While performing any type of debugging, we need to follow the data; we need to look for something that is “interesting”. In this case an “alert” from the server is being sent. So we looked at what this alert is. 

Since our “interesting” frame is 32, we looked more at the headers and the details in the frame. Here is the frame in detail

  Frame: Number = 32, Captured Frame Length = 61, MediaType = ETHERNET
+ Ethernet: Etype = Internet IP (IPv4),DestinationAddress:[MAC Address],SourceAddress:[Source MAC Address]
+ Ipv4: Src = ServerIP, Dest = ClientIP, Next Protocol = TCP, Packet ID = 5022, Total IP Length = 47
+ Tcp: Flags=...AP..., SrcPort=5443, DstPort=1100, PayloadLen=7, Seq=2764379044 - 2764379051, Ack=3896915131, Win=64240 (scale factor 0x0) = 64240
- Ssl: Encrypted Alert.
- TlsRecordLayer:
ContentType: Encrypted Alert
- Version: TLS 1.0
Major: 3 (0x3)
Minor: 1 (0x1)
Length: 2 (0x2)
EncryptedData: Binary Large Object (2 Bytes)

Here is the handshake data in Hex (This data isn't encrypted yet because the handshake is still in progress)

00 1E 68 0F 3E 80 00 30 48 7E 1B 90 08 00 45 00 00 2F 13 9E 40 00 3D 06 D2 0E 0A F4 40 0F 0A 33 02 E7 15 43 04 4C A4 C5 13 A4 E8 46 34 BB 50 18 FA F0 2B B8 00 00 15 03 01 00 02 02 2A

We can conclude a lot from this frame. We know that this is an ethernet packet. The TCP flags set are AP, which means transfer data to the end application on the client without buffering at the TCP level, the communication port on the server is 5443, the client port is 1100, the window size for data transmission is 64240 bytes and so forth. The most interesting set of data is the TLS record layer… It shows the major and minor versions in use after negotiation and the length of the data, which is 2 bytes. This data is encrypted.

So here’s the trick now. This is an encrypted alert and RFC defines the alert descriptions. You can find it here for TLS 1.0 (Transport layer security)
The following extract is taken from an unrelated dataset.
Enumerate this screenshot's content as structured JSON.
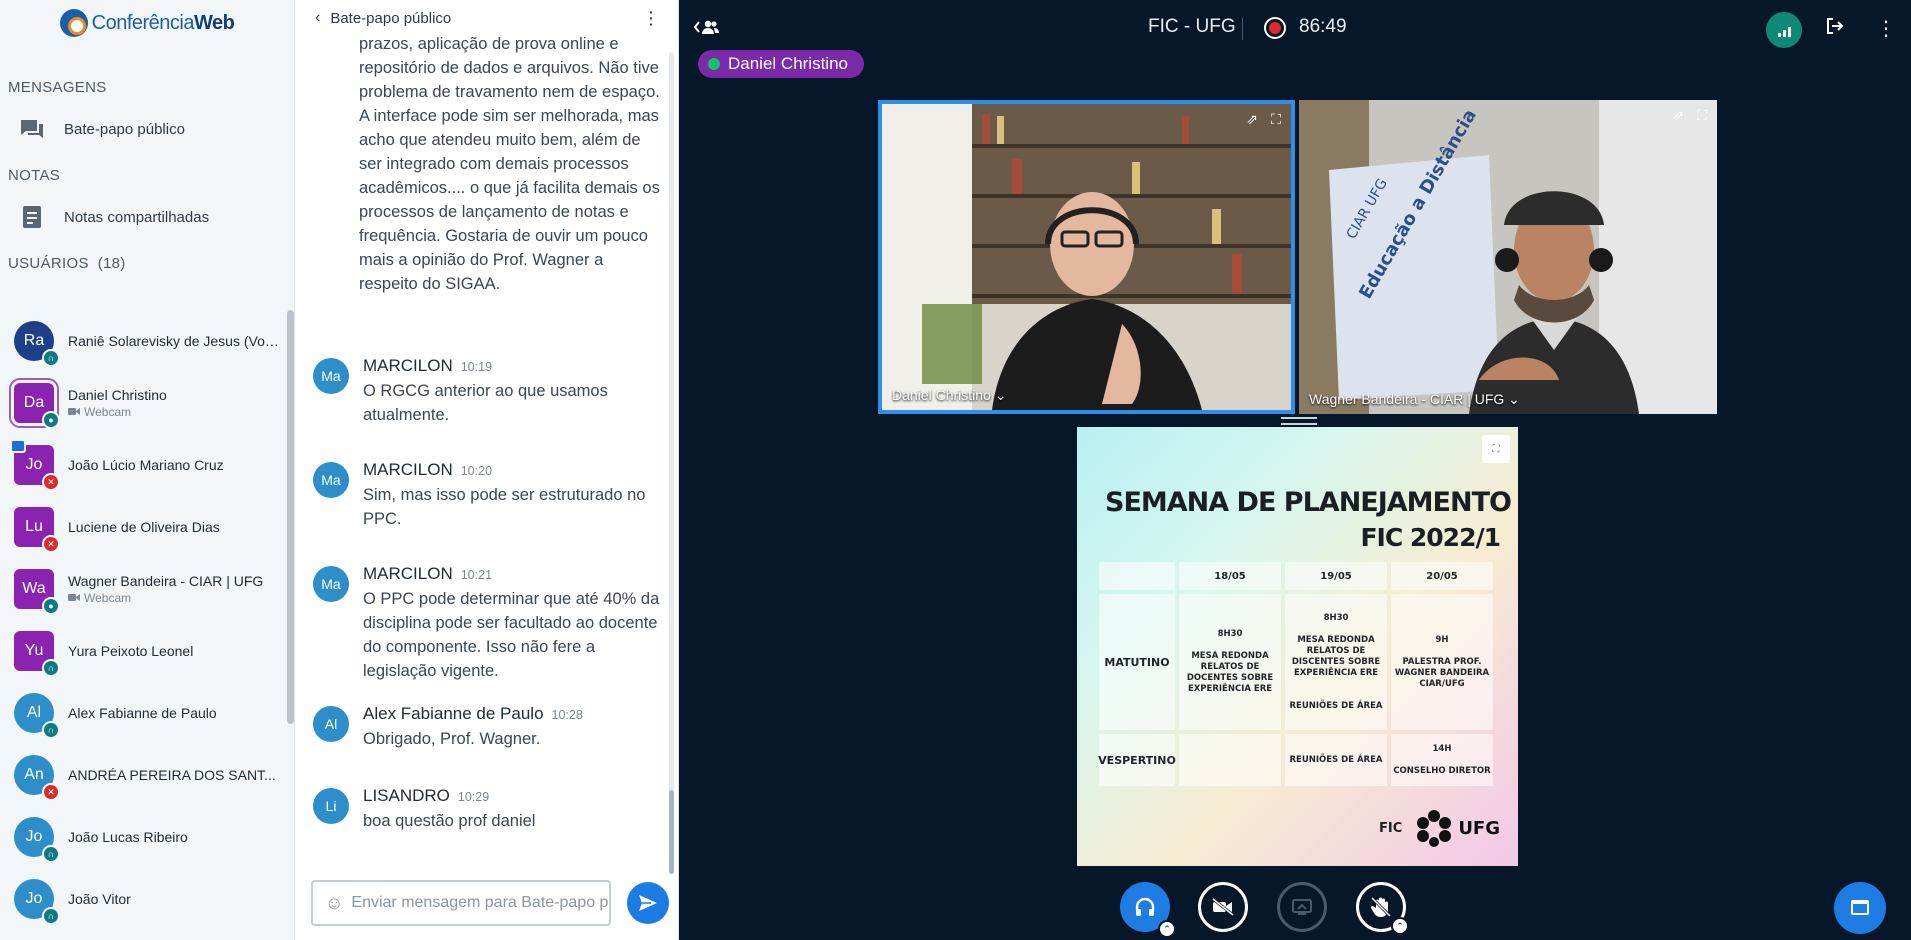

Take the hex value of the 2 bytes of this message, which is 2A (The last 2 values, all values before this are headers in hex and we can ignore that because network monitor already gave us that information)

Using Windows calculator, convert hex 2A into decimal. We get: 42.

Now, let’s go look at the TLS 1.0 RFC to find out what what decimal value 42 represents for Alert Description. You can search for “AlertDescription” on the page. You should get:

decompression_failure(30),
handshake_failure(40),
bad_certificate(42),
unsupported_certificate(43),
certificate_revoked(44),
certificate_expired(45),
certificate_unknown(46),
illegal_parameter(47),
unknown_ca(48),
access_denied(49),
decode_error(50),
decrypt_error(51),
export_restriction(60),
protocol_version(70),
insufficient_security(71),
internal_error(80),
user_canceled(90),
no_renegotiation(100),
(255)
} AlertDescription;

Thus, we can see that 42 translates to bad_certificate. So we can say that the client sent a bad certificate to the server and therefore the server rejected the connection request. Armed with this information, we checked the client certificate in the certificate store and indeed, we had a bad certificate. Replacing it with a good certificate fixed the problem!

Software has some a long way and enabled people around the world to do many things. It has also made our lives so much easier. However these new capabilities have also created new problems and the answers to those problems are software tools which are excellent utilities for debugging these problems. I want to once again thank all those developers who made these tools, continue to improve and build new tools. It makes the job of a support professional much easier and helps a lot of customers resolve complex problems. Thank you!